Relation Between Triketone Structure, Generation of Reactive Oxygen Species, and Selective Toxicity of the Diabetogenic Agent Alloxan

Abstract

The diabetogenic agent alloxan is a triketone that selectively destroys pancreatic beta cells. To investigate the importance of the triketone structure of alloxan for its cytotoxic potency, alloxan was compared with ninhydrin, also a triketone, and the amino derivative of alloxan uramil, which is not a triketone, because the 5-keto group of the alloxan is replaced by an amino group. Both compounds are cytotoxic but not diabetogenic.
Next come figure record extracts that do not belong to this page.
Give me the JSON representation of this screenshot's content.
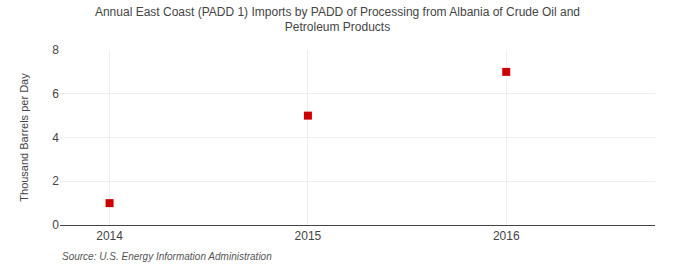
{
  "chart_data": {
    "type": "scatter",
    "title": "Annual East Coast (PADD 1) Imports by PADD of Processing from Albania of Crude Oil and\nPetroleum Products",
    "ylabel": "Thousand Barrels per Day",
    "annotation": "Source: U.S. Energy Information Administration",
    "x": [
      2014,
      2015,
      2016
    ],
    "values": [
      1,
      5,
      7
    ],
    "xlim": [
      2013.75,
      2016.75
    ],
    "ylim": [
      0,
      8
    ],
    "xticks": [
      2014,
      2015,
      2016
    ],
    "yticks": [
      0,
      2,
      4,
      6,
      8
    ],
    "color": "#cc0000",
    "marker": "square",
    "grid": true
  }
}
Ninhydrin was capable of generating cytotoxic reactive oxygen species (ROS) through redox cycling with dithiols, and uramil could also generate cytotoxic ROS. Both ninhydrin and uramil could not redox cycle with glutathione (GSH) and were not selectively toxic to beta cells; their structure does not allow selective cellular uptake via the GLUT2 glucose transporter. Thus, the results show that the 5-keto group in the pyrimidine ring structure of the triketone alloxan is crucially important for its ability to be selectively taken up into the beta cells via the specific glucose transporter GLUT2. The 5-keto group of the molecule enables redox cycling of alloxan through reaction with glutathione (GSH), thereby generating the cytotoxic ROS. Thus, the unique combination of these two properties confers on alloxan the beta cell–selective toxicity and diabetogenicity. Replacement of the 5-keto group by an amino group, as in uramil, abolishes selective beta cell toxicity because of the loss of the glucose analogue structure and the capability to generate ROS via redox cycling with GSH and cysteine.